Hence yesterday we bought a factory farmed chicken. I actually insisted because I love eating birds (duck, quail, Cornish hen…) and because cheap poultry is usually the only thing we can afford. I made myself believe that I could make something good out of this fowl using some flavouring ingredients such as thyme, bacon and garlic. Today I proceeded with my plan and cooked the bird. I placed garlic slices and thyme under the skin, added bacon strips on top of the bird and roasted it as instructed in most decent cookbooks: breast side down for the first 30 minutes and then breast side up until cooked.

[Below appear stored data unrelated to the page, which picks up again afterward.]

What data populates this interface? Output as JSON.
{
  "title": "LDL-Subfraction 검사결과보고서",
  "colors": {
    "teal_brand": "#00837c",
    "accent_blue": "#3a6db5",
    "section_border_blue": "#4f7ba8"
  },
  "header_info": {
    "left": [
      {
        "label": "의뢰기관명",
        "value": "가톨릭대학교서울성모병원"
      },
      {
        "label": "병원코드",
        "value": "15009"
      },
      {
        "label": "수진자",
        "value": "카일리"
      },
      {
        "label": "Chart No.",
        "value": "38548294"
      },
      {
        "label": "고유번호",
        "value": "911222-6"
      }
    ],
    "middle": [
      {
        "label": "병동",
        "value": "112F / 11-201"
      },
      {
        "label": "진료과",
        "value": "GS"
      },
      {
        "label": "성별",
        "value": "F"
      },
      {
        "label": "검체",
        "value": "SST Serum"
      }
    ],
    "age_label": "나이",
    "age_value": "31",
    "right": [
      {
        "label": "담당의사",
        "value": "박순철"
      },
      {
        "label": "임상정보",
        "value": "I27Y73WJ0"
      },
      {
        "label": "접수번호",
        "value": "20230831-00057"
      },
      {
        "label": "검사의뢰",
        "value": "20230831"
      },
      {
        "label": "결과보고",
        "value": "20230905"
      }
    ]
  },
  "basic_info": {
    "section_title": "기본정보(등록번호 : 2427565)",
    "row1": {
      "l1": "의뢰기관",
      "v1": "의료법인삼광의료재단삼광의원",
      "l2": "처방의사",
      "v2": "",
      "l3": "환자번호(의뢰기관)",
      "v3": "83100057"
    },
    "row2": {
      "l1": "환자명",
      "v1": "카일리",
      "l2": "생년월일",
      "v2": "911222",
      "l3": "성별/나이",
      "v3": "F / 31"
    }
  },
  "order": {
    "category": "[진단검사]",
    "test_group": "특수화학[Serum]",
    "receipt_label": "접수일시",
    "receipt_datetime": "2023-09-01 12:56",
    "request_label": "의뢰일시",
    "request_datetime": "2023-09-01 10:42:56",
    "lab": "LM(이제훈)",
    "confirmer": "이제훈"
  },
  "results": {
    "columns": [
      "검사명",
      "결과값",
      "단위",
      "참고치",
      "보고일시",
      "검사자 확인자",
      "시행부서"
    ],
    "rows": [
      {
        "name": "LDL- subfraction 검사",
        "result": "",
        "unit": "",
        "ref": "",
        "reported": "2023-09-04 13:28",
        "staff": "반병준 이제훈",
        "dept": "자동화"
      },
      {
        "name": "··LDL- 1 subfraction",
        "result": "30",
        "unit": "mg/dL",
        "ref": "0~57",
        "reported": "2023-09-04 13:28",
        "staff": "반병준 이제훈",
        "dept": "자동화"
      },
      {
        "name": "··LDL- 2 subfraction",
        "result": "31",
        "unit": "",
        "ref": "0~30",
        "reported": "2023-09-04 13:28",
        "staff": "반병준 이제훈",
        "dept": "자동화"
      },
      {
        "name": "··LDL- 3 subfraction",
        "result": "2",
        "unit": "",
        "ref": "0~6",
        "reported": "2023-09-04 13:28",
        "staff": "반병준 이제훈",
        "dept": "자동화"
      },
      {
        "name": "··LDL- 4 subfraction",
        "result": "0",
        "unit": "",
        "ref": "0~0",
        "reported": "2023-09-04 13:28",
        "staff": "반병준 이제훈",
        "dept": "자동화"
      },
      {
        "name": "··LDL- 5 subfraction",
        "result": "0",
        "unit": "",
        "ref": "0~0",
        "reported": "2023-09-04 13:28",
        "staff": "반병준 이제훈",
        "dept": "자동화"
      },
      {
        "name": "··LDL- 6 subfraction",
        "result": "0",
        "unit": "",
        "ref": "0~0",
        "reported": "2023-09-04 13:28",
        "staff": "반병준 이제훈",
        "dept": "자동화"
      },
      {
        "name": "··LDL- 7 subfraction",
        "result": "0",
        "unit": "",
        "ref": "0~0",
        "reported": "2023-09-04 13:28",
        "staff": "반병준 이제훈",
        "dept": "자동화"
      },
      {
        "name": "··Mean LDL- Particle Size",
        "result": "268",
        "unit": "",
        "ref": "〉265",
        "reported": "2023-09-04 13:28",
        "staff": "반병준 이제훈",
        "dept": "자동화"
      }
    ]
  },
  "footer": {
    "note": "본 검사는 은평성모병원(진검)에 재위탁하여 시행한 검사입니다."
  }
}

At diner, I served it with roasted root vegetables (carrot, rutabaga, celeriac and potatoes) and a sauce made with the jus from the roasting pan. What a nice combination! Well, to be honnest it was only ok. The taste of the chicken was very mild… not to say bland. The thyme flavour was overwhelming and gave the meat a slight but weird bitter aftertaste; something like the taste you get from drinking cheap beer. I have to say that it was more than just a little bit disappointing. I am not sure where I failed, maybe it was the ingredients and their dosage, maybe it was the chicken itself. Street corner rotisseries are often able to offer a much tastier chicken using what I believe to be the same factory farmed chicken. However, their chicken does not always taste like, er… chicken.

I might be fast to blame the chicken industry for the bland taste of today’s poultry; after all, there is a huge demand for flavourless skinless and boneless chicken breast. I’m not the greatest cook either and I am sure there is way to deal with this kind of bland meat: if Chinese cooks can make such amazing dishes out of tofu and rice there must be a way to make something tasty with industrial chicken. The problem is that I still don’t know how.